A spiegarlo è la dirigente del Settore Bilancio e Servizi informatici Anna Previati, intervenuta durante il primo consiglio provinciale guidato dal presidente-sindaco Tiziano Tagliani per illustrare in breve la situazione economico finanziaria dell’ente. Tra le entrate c’è infatti quella derivante dall’imposta sulla Rc Auto (calcolata al 12,5%): “Sono entrate non gestite direttamente dalla Provincia – spiega la dirigente – ma dal ministero dell’Economia e delle Finanze e forse sarà proprio qui che il Governo deciderà di operare i tagli per gli 80 euro, dunque dovrebbero essere circa 2,9 i milioni di euro che non arriveranno nel 2014”.
Entrate minori che si faranno probabilmente sentire nella gestione dei compiti ancora affidati alla Provincia: dalle strade all’edilizia scolastica, passando per turismo, ambiente e territorio. Il quadro risultante dai bilanci è però ancora positivo e in equilibrio come richiesto dalla legge, con un margine di 6,5 milioni risultante dall’assestamento di bilancio che andrà a finanziare oltre 40 milioni di investimenti.
Lo stock di debito della Provincia si assesta su 72 milioni di euro, circa 20 in meno di qualche anno fa e che dovrebbe essere destinato a ridursi ancora di più dato che l’ente, da tempo, non ha acceso alcun mutuo per coprire le proprie spese. “Per il momento – spiega ancora Previati -non ci sono problemi di liquidità e dunque la Provincia è in grado di pagare i propri debiti”.

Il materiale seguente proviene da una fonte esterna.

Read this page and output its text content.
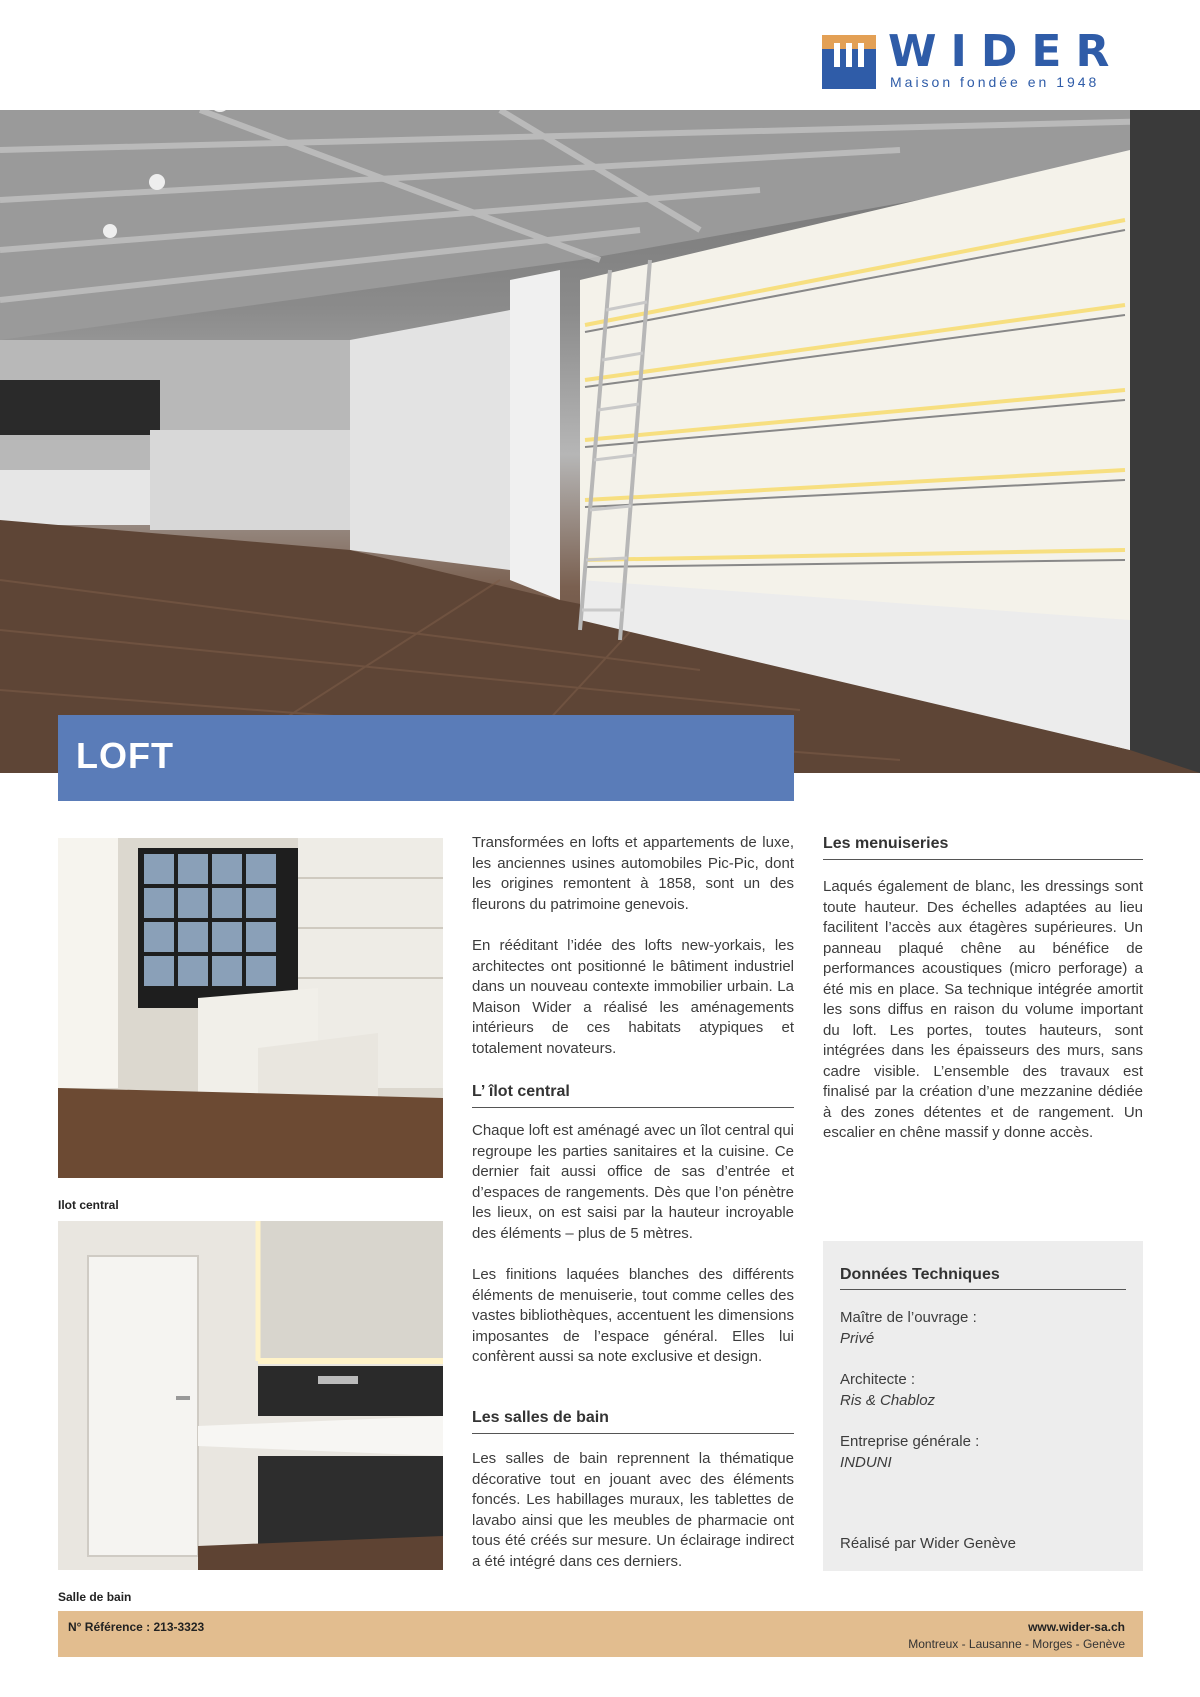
WIDER
Maison fondée en 1948
LOFT
Ilot central
Salle de bain

Transformées en lofts et appartements de luxe, les anciennes usines automobiles Pic-Pic, dont les origines remontent à 1858, sont un des fleurons du patrimoine genevois.

En rééditant l’idée des lofts new-yorkais, les architectes ont positionné le bâtiment industriel dans un nouveau contexte immobilier urbain. La Maison Wider a réalisé les aménagements intérieurs de ces habitats atypiques et totalement novateurs.

L’ îlot central

Chaque loft est aménagé avec un îlot central qui regroupe les parties sanitaires et la cuisine. Ce dernier fait aussi office de sas d’entrée et d’espaces de rangements. Dès que l’on pénètre les lieux, on est saisi par la hauteur incroyable des éléments – plus de 5 mètres.

Les finitions laquées blanches des différents éléments de menuiserie, tout comme celles des vastes bibliothèques, accentuent les dimensions imposantes de l’espace général. Elles lui confèrent aussi sa note exclusive et design.

Les salles de bain

Les salles de bain reprennent la thématique décorative tout en jouant avec des éléments foncés. Les habillages muraux, les tablettes de lavabo ainsi que les meubles de pharmacie ont tous été créés sur mesure. Un éclairage indirect a été intégré dans ces derniers.

Les menuiseries

Laqués également de blanc, les dressings sont toute hauteur. Des échelles adaptées au lieu facilitent l’accès aux étagères supérieures. Un panneau plaqué chêne au bénéfice de performances acoustiques (micro perforage) a été mis en place. Sa technique intégrée amortit les sons diffus en raison du volume important du loft. Les portes, toutes hauteurs, sont intégrées dans les épaisseurs des murs, sans cadre visible. L’ensemble des travaux est finalisé par la création d’une mezzanine dédiée à des zones détentes et de rangement. Un escalier en chêne massif y donne accès.

Données Techniques
Maître de l’ouvrage :
Privé
Architecte :
Ris & Chabloz
Entreprise générale :
INDUNI
Réalisé par Wider Genève
N° Référence : 213-3323	www.wider-sa.ch
Montreux - Lausanne - Morges - Genève
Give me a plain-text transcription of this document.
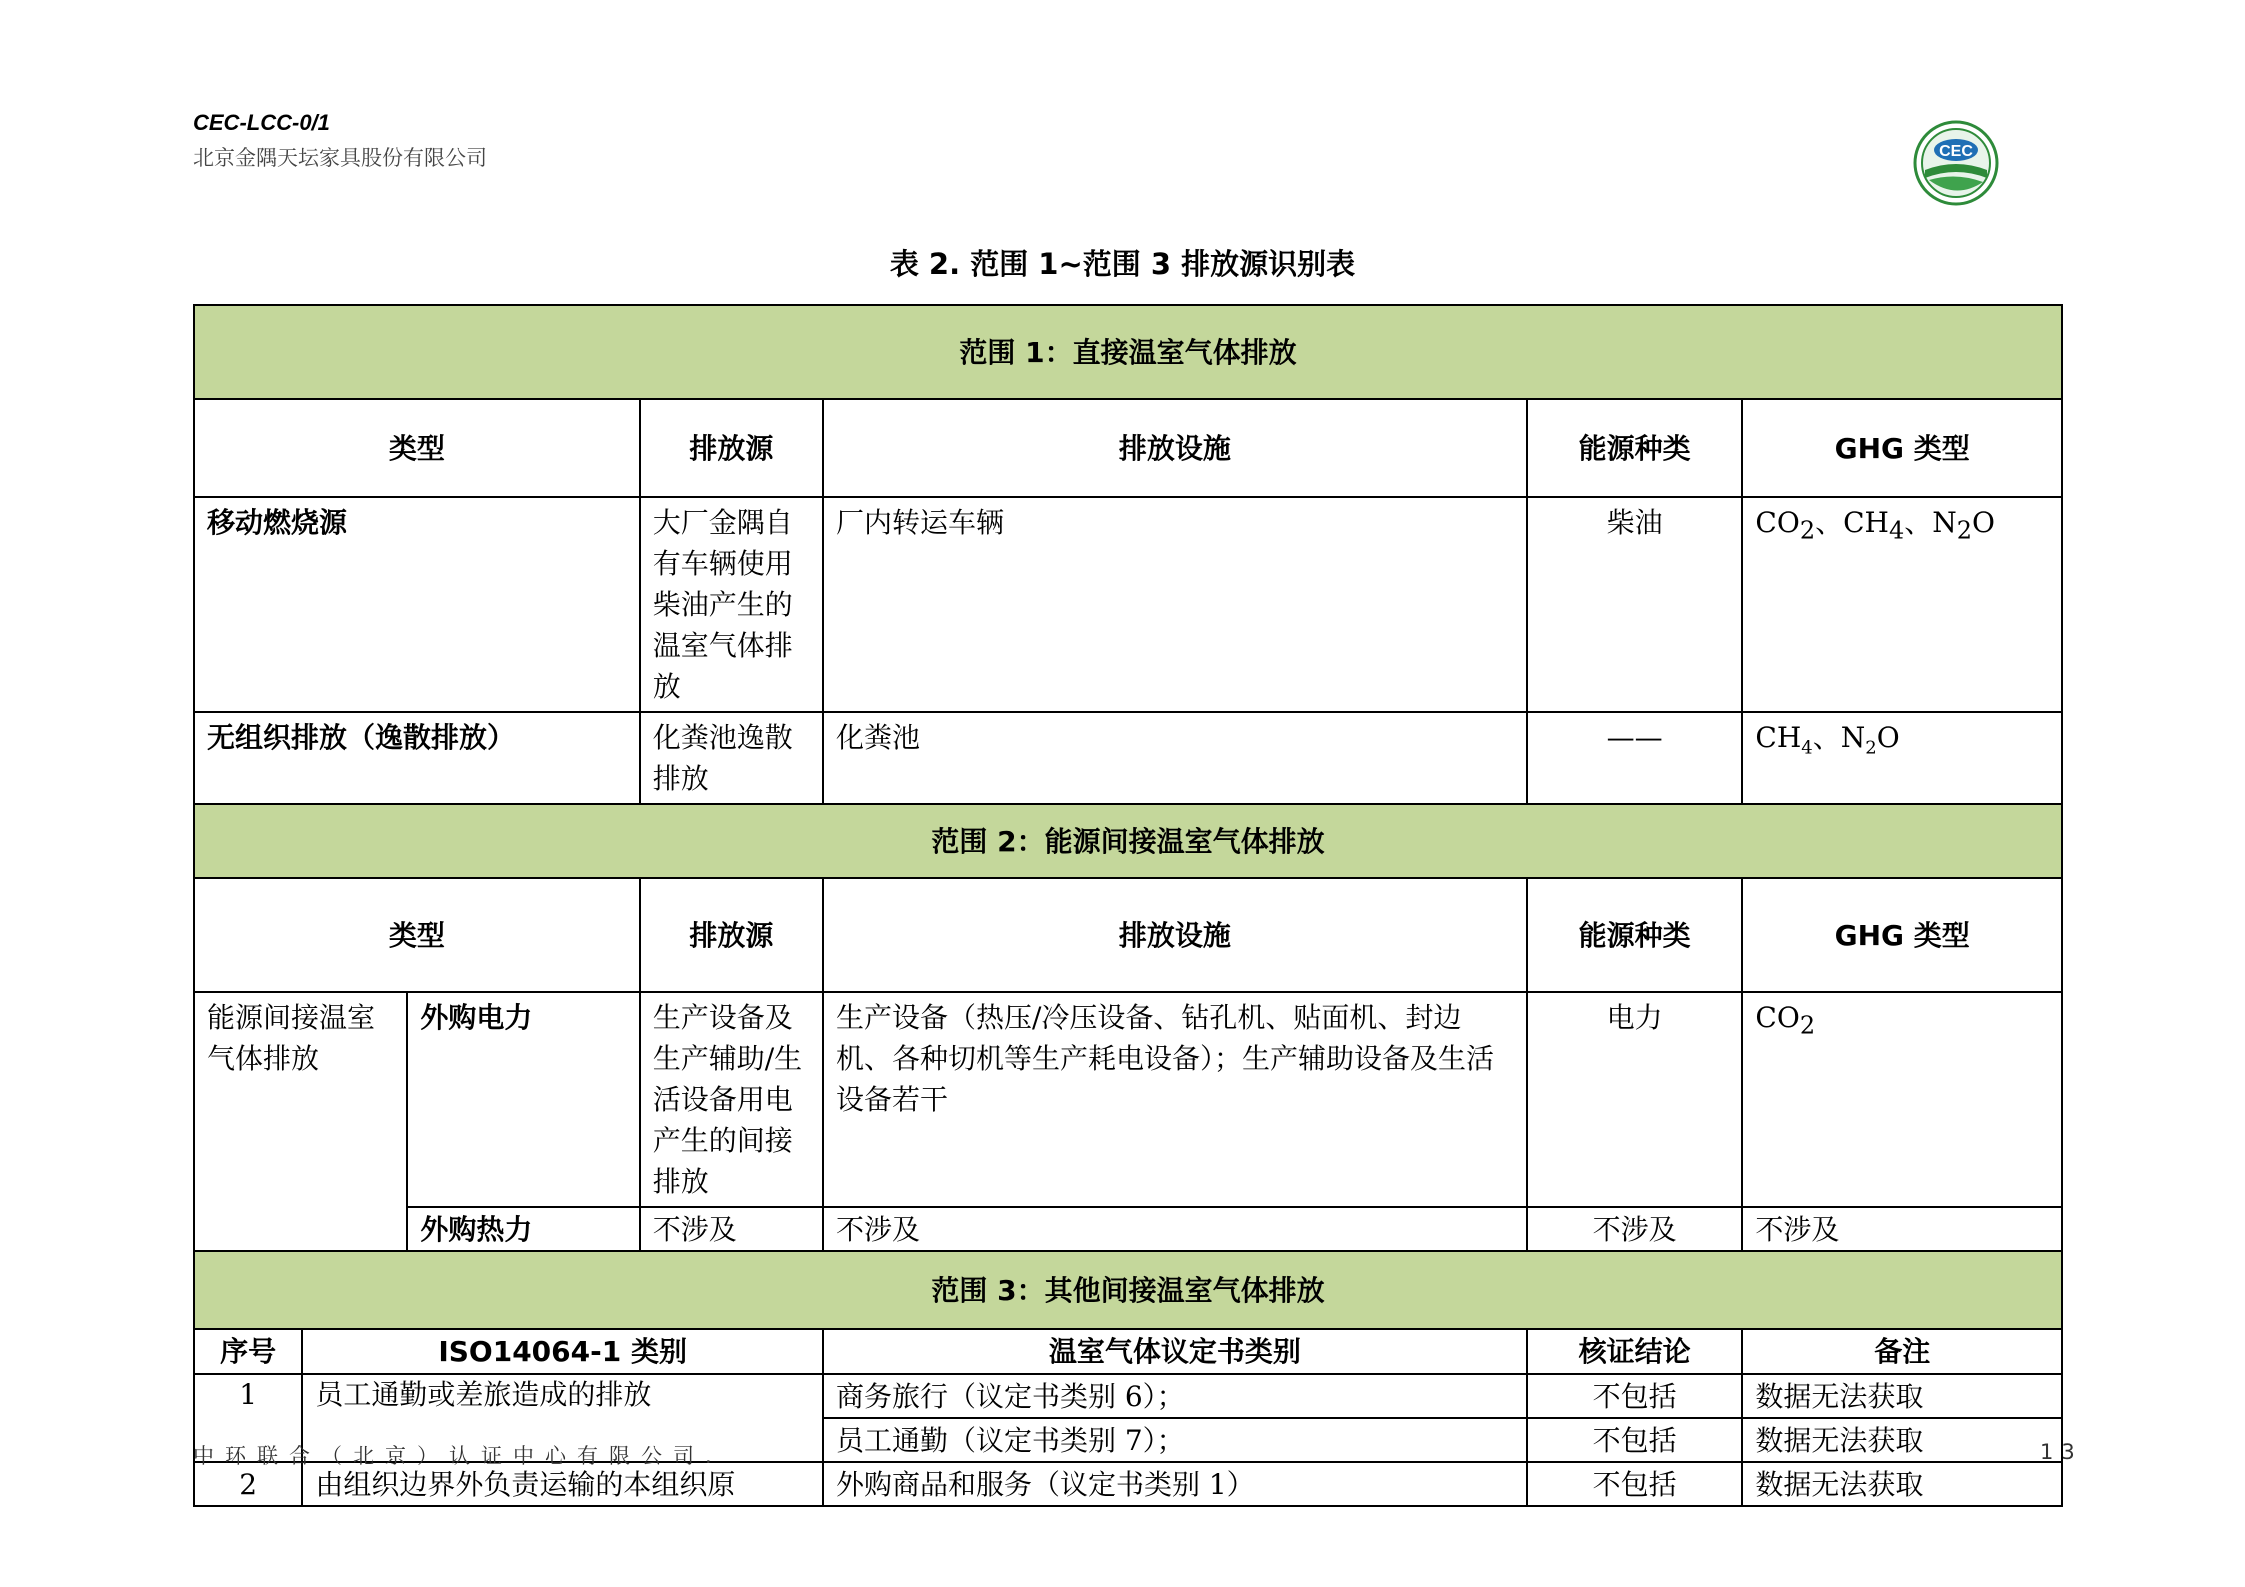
CEC-LCC-0/1
北京金隅天坛家具股份有限公司	CEC
表 2. 范围 1~范围 3 排放源识别表
范围 1：直接温室气体排放						
类型			排放源	排放设施	能源种类	GHG 类型
移动燃烧源			大厂金隅自有车辆使用柴油产生的温室气体排放	厂内转运车辆	柴油	$CO_2$、$CH_4$、$N_2O$
无组织排放（逸散排放）			化粪池逸散排放	化粪池	——	$CH_4$、$N_2O$
范围 2：能源间接温室气体排放						
类型			排放源	排放设施	能源种类	GHG 类型
能源间接温室气体排放		外购电力	生产设备及生产辅助/生活设备用电产生的间接排放	生产设备（热压/冷压设备、钻孔机、贴面机、封边机、各种切机等生产耗电设备）；生产辅助设备及生活设备若干	电力	$CO_2$
		外购热力	不涉及	不涉及	不涉及	不涉及
范围 3：其他间接温室气体排放						
序号	ISO14064-1 类别			温室气体议定书类别	核证结论	备注
1	员工通勤或差旅造成的排放			商务旅行（议定书类别 6）；	不包括	数据无法获取
				员工通勤（议定书类别 7）；	不包括	数据无法获取
2	由组织边界外负责运输的本组织原			外购商品和服务（议定书类别 1）	不包括	数据无法获取
中环联合（北京）认证中心有限公司.	13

Entrate statali a parte, Tagliani potrà ancora contare su un buon bagaglio di entrate costituite soprattutto dai trasferimenti regionali (circa 17 milioni in fondo capitale per le deleghe ancora esistenti), dalla valorizzazione del Castello – “che frutta tra i 500 e i 600 mila euro ogni anno portati dalla biglietteria” – da alcune entrate extra-patrimoniali, sanzioni stradali (anche se in calo), alcuni milioni di euro dall’imposta provinciale sulle transazioni legate al mercato automobilistico e dal tributo provinciale ambientale.